In apertura il Sindaco Cararelli, oltre a celebrare la capacità e la competenza dimostrate nell’affrontare il difficile processo di ricostruzione a seguito dei fatti del 1997, ha voluto parlare anche della situazione attuale: “Quella del 1997 è stata una ricostruzione presa sovente a modello. Un sistema per tanti versi esemplare, capace di dare lezione. Auspico con forza che per affrontare l’emergenza attuale” si ricorra ad un sistema analogo a quello del ‘97, che conceda “autonomia gestionale e spazio di manovra ai Presidenti delle Regioni e alle autorità regionali”, soggetti cioè che conoscono il maniera profonda i contesti e le dinamiche su cui si va ad operare e a cui sta massimamente a cuore il proprio territorio.

Anche la Presidente Marini nel suo intervento ha intrecciato storia e attualità, ha parlato della ricostruzione del 1997 e dell’emergenza ancora in atto, ricordando come, se anche l’area geografica dell’attuale sisma sia stata più contenuta di quella del 97, più profonde e gravi siano state le ferite causate dalle scosse del 2016. La sfida dell’oggi è quella concepire ha detto un sistema di ricostruzione che sappia far tesoro delle conoscenze e delle esperienze di tecnici e addetti ai lavori ma che sappia allegarsi ad un processo di condivisione e di partecipazione con la comunità e con la popolazione.

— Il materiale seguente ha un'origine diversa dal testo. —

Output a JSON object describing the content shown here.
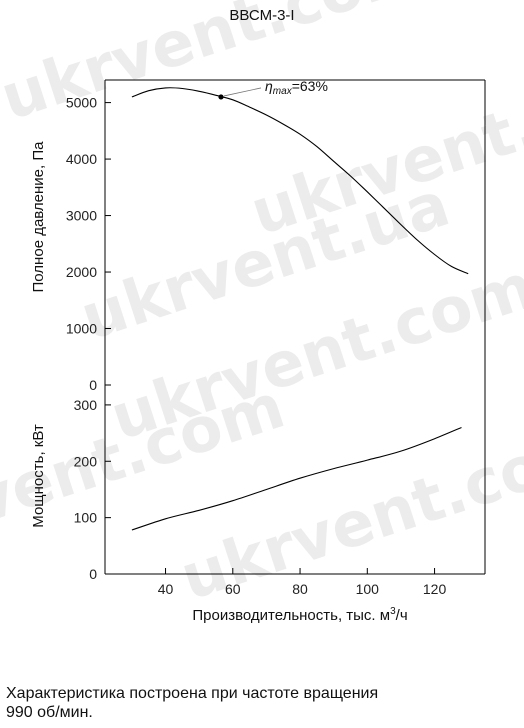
{
  "chart_data": [
    {
      "type": "line",
      "title": "ВВСМ-3-I",
      "ylabel": "Полное давление, Па",
      "xlim": [
        22,
        135
      ],
      "ylim": [
        0,
        5400
      ],
      "yticks": [
        0,
        1000,
        2000,
        3000,
        4000,
        5000
      ],
      "series": [
        {
          "x": [
            30,
            35,
            40,
            45,
            50,
            55,
            60,
            65,
            70,
            75,
            80,
            85,
            90,
            95,
            100,
            105,
            110,
            115,
            120,
            125,
            130
          ],
          "y": [
            5100,
            5210,
            5260,
            5250,
            5200,
            5130,
            5050,
            4920,
            4780,
            4620,
            4440,
            4220,
            3960,
            3700,
            3420,
            3130,
            2840,
            2560,
            2310,
            2100,
            1970
          ]
        }
      ],
      "max_point": {
        "x": 56.5,
        "y": 5100
      },
      "annotation": {
        "eta_symbol": "η",
        "eta_sub": "max",
        "eta_value": "=63%"
      }
    },
    {
      "type": "line",
      "ylabel": "Мощность, кВт",
      "xlabel": "Производительность, тыс. м",
      "xlabel_sup": "3",
      "xlabel_tail": "/ч",
      "xlim": [
        22,
        135
      ],
      "ylim": [
        0,
        330
      ],
      "xticks": [
        40,
        60,
        80,
        100,
        120
      ],
      "yticks": [
        0,
        100,
        200,
        300
      ],
      "series": [
        {
          "x": [
            30,
            40,
            50,
            60,
            70,
            80,
            90,
            100,
            110,
            120,
            128
          ],
          "y": [
            78,
            98,
            113,
            130,
            150,
            170,
            187,
            202,
            218,
            240,
            260
          ]
        }
      ]
    }
  ],
  "watermark": "ukrvent.com",
  "watermark_alt": "ukrvent.ua",
  "note_line1": "Характеристика построена при частоте вращения",
  "note_line2": "990 об/мин."
}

La prima parte degli interventi tecnici è stata incentrata sul recupero degli immobili soggetti alla tutela dei beni culturali la prima sessione del convegno introdotta da Filippo Battoni, Dirigente USR Umbria con gli interventi: “Le lezioni dei terremoti del 1997 e del 2016” di Paolo Angeletti, Ingegnere, Presidente CTS sisma ’97. “Il Salvataggio della Basilica Patriarcale di S. Francesco in Assisi” di Paolo Rocchi, Architetto, prof. ordinario f.r. di Consolidamento degli Edifici Storici – Università La Sapienza di Roma. “Il terremoto del 1997 in Umbria e il nuovo approccio normativo all’analisi e al recupero strutturale del patrimonio storico architettonico” di Giovanni Cangi, Ingegnere “Associato di Ricerca CNR-ITABC”. “Sisma del 1997: una occasione di studio” di Giuliano Macchia, Architetto

La seconda sessione è stata dedicata alle politiche per il recupero e la conservazione dei beni mobili. Introduzione di Ciro Becchetti, Direttore Politiche Culturali Regione Umbria. Interventi: “Umbria – prevenzione e protezione per i beni culturali” di Alessandro Severi, già dirigente Servizio Protezione Civile regionale. “Attuazione e risultati degli accordi di Programma 2004 e 2007. L’attività del Laboratorio di diagnostica di Spoleto per la tutela e la prevenzione dei beni culturali in situazioni di rischio” di Vittoria Garibaldi, già Direttore regionale Umbria del MIBACT. “La messa in sicurezza dei beni mobili. Il Deposito di S. Chiodo: interventi di restauro e catalogazione” di Marica Mercalli, Soprintendente MIBACT Umbria. “I vigili del fuoco per i BB.CC.” di Francesco Notaro, Comandante provinciale Vigili del Fuoco di Perugia.